Strehlow was also a somewhat controversial figure, especially during his last decade of life. In the 1970s, when, becoming desperate for money, he sold several photographs depicting secret Aranda ceremonies to the German magazine Stern. Strehlow thought that the photographs would only be published and available in Europe, but they made their way to Australia, much to the dismay and shock of the Aranda people. Strehlow spent his remaining years discredited and shunned by his fellow scholars, as well as by the people he believed he was meant to help.

In addition to exploring Strehlow's life and contributions to anthropology, the author speculates on the psychology of this complex man, who serves as a unique touchstone for illustrating the entanglements between white and Australian Aboriginal cultures.
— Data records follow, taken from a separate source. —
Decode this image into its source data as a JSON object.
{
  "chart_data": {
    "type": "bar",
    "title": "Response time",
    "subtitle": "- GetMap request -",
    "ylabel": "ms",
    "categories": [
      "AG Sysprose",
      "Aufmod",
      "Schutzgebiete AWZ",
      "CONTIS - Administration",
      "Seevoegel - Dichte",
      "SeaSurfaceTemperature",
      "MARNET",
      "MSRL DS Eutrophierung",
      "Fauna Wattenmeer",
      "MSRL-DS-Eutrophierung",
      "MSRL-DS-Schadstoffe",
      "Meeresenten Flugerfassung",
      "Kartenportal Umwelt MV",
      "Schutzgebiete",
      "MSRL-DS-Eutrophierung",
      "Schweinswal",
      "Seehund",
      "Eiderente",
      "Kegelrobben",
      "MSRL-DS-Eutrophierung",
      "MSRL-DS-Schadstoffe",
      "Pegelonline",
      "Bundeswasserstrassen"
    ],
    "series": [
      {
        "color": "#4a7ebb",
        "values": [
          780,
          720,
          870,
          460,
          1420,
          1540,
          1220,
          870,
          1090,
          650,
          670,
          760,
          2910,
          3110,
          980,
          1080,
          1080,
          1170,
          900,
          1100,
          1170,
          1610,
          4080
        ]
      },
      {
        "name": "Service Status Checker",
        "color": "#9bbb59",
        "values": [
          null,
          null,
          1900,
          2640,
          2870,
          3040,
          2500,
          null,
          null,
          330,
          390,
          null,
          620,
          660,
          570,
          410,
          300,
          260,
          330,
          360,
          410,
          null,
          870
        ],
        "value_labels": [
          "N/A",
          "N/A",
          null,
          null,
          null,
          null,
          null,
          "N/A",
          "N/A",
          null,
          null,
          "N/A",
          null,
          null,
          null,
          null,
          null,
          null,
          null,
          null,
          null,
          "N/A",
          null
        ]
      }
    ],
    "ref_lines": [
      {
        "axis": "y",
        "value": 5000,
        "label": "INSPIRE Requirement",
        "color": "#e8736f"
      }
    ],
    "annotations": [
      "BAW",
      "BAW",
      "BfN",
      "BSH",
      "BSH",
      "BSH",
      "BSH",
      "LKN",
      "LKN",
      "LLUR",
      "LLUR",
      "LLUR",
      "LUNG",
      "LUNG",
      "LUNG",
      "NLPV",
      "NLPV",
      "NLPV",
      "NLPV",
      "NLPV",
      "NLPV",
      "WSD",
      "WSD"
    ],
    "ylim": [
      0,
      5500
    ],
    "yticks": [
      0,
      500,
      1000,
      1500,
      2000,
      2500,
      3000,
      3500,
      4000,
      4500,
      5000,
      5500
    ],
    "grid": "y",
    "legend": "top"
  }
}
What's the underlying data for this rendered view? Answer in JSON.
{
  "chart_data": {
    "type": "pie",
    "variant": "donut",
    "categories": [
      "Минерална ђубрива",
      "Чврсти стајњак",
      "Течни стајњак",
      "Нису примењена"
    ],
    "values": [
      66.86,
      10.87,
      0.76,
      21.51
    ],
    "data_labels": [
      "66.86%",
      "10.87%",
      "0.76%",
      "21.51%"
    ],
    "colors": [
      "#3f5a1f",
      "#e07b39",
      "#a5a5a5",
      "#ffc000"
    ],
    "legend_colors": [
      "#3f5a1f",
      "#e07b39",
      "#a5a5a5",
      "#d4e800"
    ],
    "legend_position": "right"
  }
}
As Quadrant critic Gary Clark asserted, "Hill's book is not only engaging because of its detailed scholarship regarding things Aboriginal, but also because he contextualises his account of cultural exchange, reminding us of the historical and cultural background of the Lutheran missionaries." Clark concluded that Broken Song is "an important scholarly documentation of Central Australia's early social history." In addition to its perspective on social history, however, Hill's book illuminates some of Australia's literary history. Clark observed, "We learn of Strehlow's early association with the Jindyworobaks, and specifically his meeting with Rex Ingamells, and their correspondence about Ingamell's first volume of poems entitled Gumtops, in which the poet first applied his theory of environmental aesthetics to Central Australia."
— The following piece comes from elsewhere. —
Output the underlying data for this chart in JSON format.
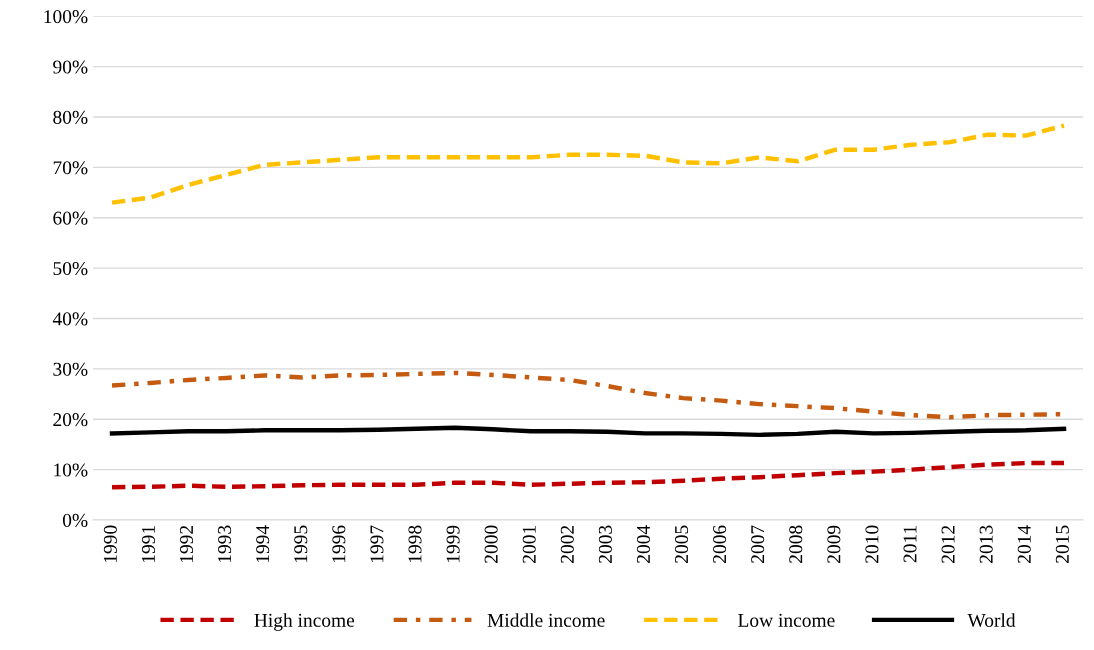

Clark also complimented the author on his "psychological speculation" of Strehlow, which offers "the reader a coherent impression of a complex and brilliant character." On the other hand, Australian Aboriginal Studies reviewer Michael Jackson felt that "Hill's sometimes banal Freudian observations only distract us from the social and historical issues that are raised here." Nevertheless, reviewers such as Bennetts greatly appreciated the biography, which overcomes the "bogeyman" reputation Strehlow received in his later life to restore "a far richer and more complex reality, which serves to illuminate many facts of twentieth-century Australian cultural and social history."

BIOGRAPHICAL AND CRITICAL SOURCES:

PERIODICALS

Australian Aboriginal Studies, spring, 2003, Michael Jackson, review of Broken Song: T. G. H. Strehlow and Aboriginal Possession, p. 88.

Journal of Australian Studies, June, 2003, Stephen Bennetts, review of Broken Song, p. 168.

Quadrant, April, 2003, Gary Clark, "Contract and Tragedy," review of Broken Song and The Inland Sea, p. 51.